My first observation is that the Touch Organic Green is more golden and less cloudy than the Choice. This led me immediately to predict that the Choice would be more flavorful, being both more cloudy and more green. This is true. The Choice also tastes and smells more like sencha than does the Touch Organic Green.
Neither of these teas claims on the packaging to be sencha, so I don’t want to go overboard here. I hasten to add, however, that calling a tea “Premium Japanese Green” naturally suggests as much, since most of the tea produced and consumed in japan is indeed sencha.
I now suspect that the Touch may be a Chinese bancha or a blend of Chinese bancha and Chinese sencha. It’s also possible that the Choice is a blend of Japanese sencha and bancha. Why else would they not take credit for being pure sencha, if that is what it is?

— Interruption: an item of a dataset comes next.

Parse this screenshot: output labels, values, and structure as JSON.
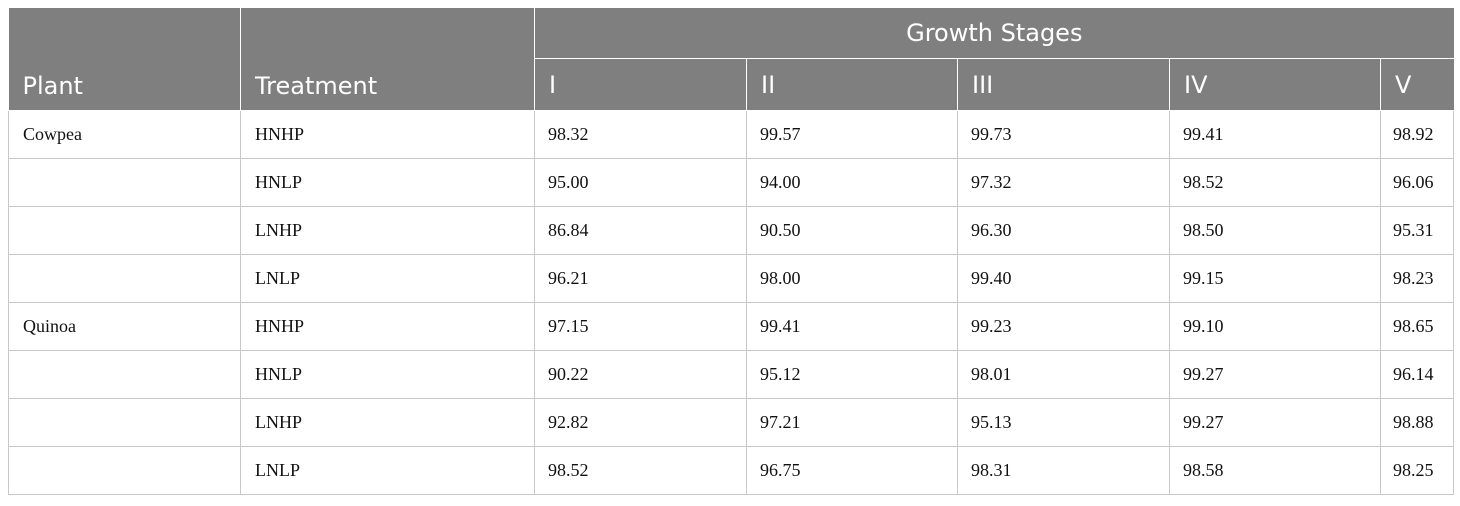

In any case, I find the flavor of the Choice to be richer than the Touch. The Touch is still highly potable and the price is ridiculously low for a decent organic green tea. Is it worth it to pay the same price for only one-third the number of bags in order to taste the marginally better Choice, which however costs more per bag than Harney & Sons Japanese Sencha and yet is not nearly so good?
In this sort of cost-benefit analysis—which I generally eschew, but seeing as today’s steep-off is between grocery store teas, it seems not inappropriate—I end up coming to the conclusion that, despite its slightly inferior taste, Touch is a much better deal, all things considered, than the Choice! If I’m going to pay the price for Choice filter bags, why not just go Harney instead?